Feb. 28,
2020
Statement of
Solidarity with Striking UC Graduate Workers
To: Carol Christ, Chancellor, UC Berkeley
Lisa García Bedolla, Dean of the
Graduate Division, UC Berkeley
We, the graduate students of the
Department of English at the University of California, Berkeley, with the
support of the undersigned faculty, lecturers, and postdoctoral fellows, stand
in solidarity with the graduate student workers at the University of
California, Santa Cruz (UCSC), the University of California, Santa Barbara
(UCSB), and the University of California, Davis (UCD) as they strike for a Cost
of Living Adjustment (COLA).
In response to the severe housing crisis
in Santa Cruz, graduate students at UCSC have organized around an urgent demand: that the
University of California (UC) provide a COLA that would bring every graduate
student out of rent burden. Rent burden is defined by housing scholars as
paying more than 30% of monthly income on housing costs; many Santa Cruz
graduate students find themselves either rent-burdened or severely
rent-burdened (paying as much as 50-70% of their monthly wages on rent).

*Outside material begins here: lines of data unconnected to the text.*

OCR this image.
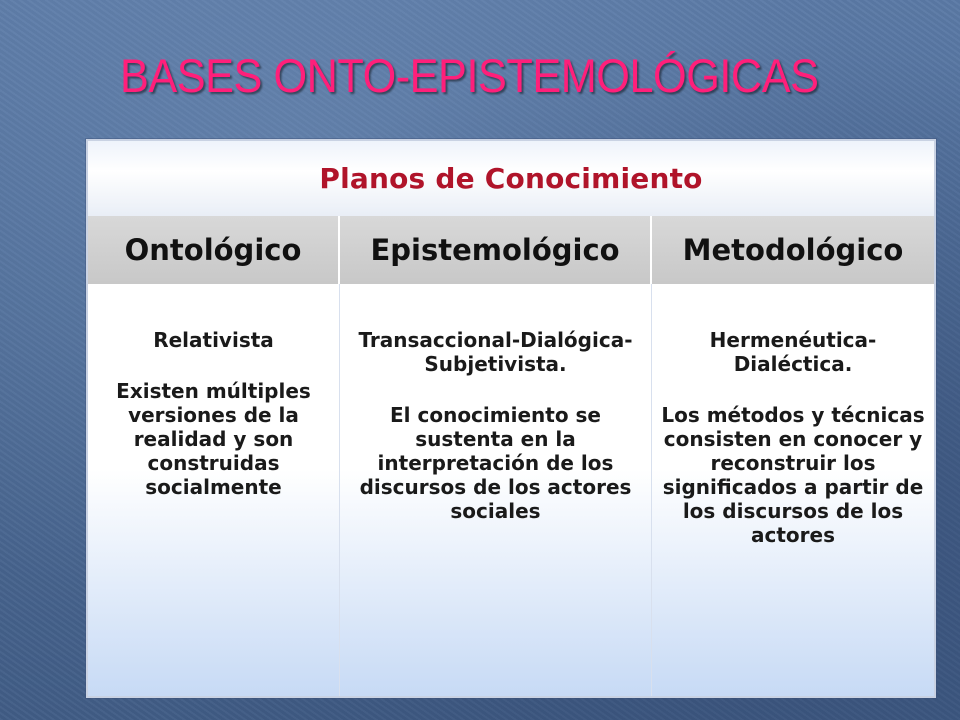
BASES ONTO-EPISTEMOLÓGICAS
Planos de Conocimiento
Ontológico Epistemológico Metodológico

Relativista

Existen múltiples versiones de la realidad y son construidas socialmente

Transaccional-Dialógica-Subjetivista.

El conocimiento se sustenta en la interpretación de los discursos de los actores sociales

Hermenéutica-Dialéctica.

Los métodos y técnicas consisten en conocer y reconstruir los significados a partir de los discursos de los actores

This
demand was delivered to the UC Administration on November 7, 2019. On December
8, hundreds of graduate students at UCSC voted to begin a grading strike
following UC Administration’s failure to act. The strike swiftly garnered the support of faculty, undergraduates, and university workers at Santa Cruz
and elsewhere. In late January 2020, Santa Cruz Chancellor Larive wrote a
letter addressed to the UCSC community that simultaneously offered a meager
“need-based housing supplement” and threatened to begin disciplining striking
students.
On January 30, hundreds of UCSC graduate
students voted to initiate an open-ended teaching strike on February 10. On February 14, UC president Janet
Napolitano, via EVC Lori Kletzer, demanded that striking graduate students
release grades and stop striking by the end of the day on Friday, February 21,
or face disciplinary action and dismissal from current and/or Spring TA
appointments. This threat spurred a rally that shut down the UCSC campus, as
well as protests and rallies at institutions throughout California. On February
27, hundreds of graduate student workers at both UC Davis and UC Santa Barbara
initiated teaching strikes, which are still ongoing. On February 28, at
least 82 striking graduate student workers were dismissed from or denied their
Spring appointments at UC Santa Cruz. We stand in solidarity with them, and with striking
graduate students across the UC system.
As students and employees of the UC, we
are familiar with the dire financial straits faced by our colleagues in Santa
Cruz. Living in one of the most expensive housing markets in the U.S., we know,
just as intimately as they do, how near impossible it is to stretch our
salaries to meet our basic expenses. Most of us face rent burden or severe rent
burden; many of us have been forced to take out loans or work second and third
jobs to make ends meet. And we do this knowing that tenure-track positions in
our fields are diminished and that we will likely continue to face precarious
employment once we graduate.
As Berkeley’s own published estimates
indicate, the UC knows that our salaries are inadequate to cover the cost of
living in the Bay Area. At current salary rates, the UC’s own estimates for graduate student housing costs in Berkeley leave Step I-III
instructors with a standard (50%) appointment faced with an approximate rent
burden of between 53 and 59%. We feel passionately about our work as teachers
and researchers, but navigating this disparity between our wages and the cost
of living has had profound effects on the time we have to write, instruct and
mentor our undergraduate students, and contribute to the intellectual community
of our department. For these reasons, we believe a COLA is also much needed
at Berkeley.
We commend the graduate student workers at
Santa Cruz for their bravery and are grateful to them for all they have done to
raise the issue. In solidarity with them and with student workers now on strike
at UC Santa Barbara and UC Davis, we join our colleagues in the Faculty
Association and in the Departments of Comparative Literature, Rhetoric, African
American Studies, Sociology, and Geography here at UC Berkeley, in organizations
and departments across the University of California, and our statewide student
workers' union, UAW 2865, to demand that the UC Administration reinstate the graduate students
dismissed at UC Santa Cruz, that it refrain from taking further disciplinary
action against any striking student workers, that it discontinue police presence at UCSC’s
picket and at any other COLA-related action, and that it finally agree to pay
us all a living wage. To this last end, we call on the University to meet
our demand to bargain over a statewide end to rent burden for student workers.
And we urge others to join us and declare their support as well.
Signatures available on request.
Very impressive letter. Would I apply to do a Ph.D. in the UC system now? NO.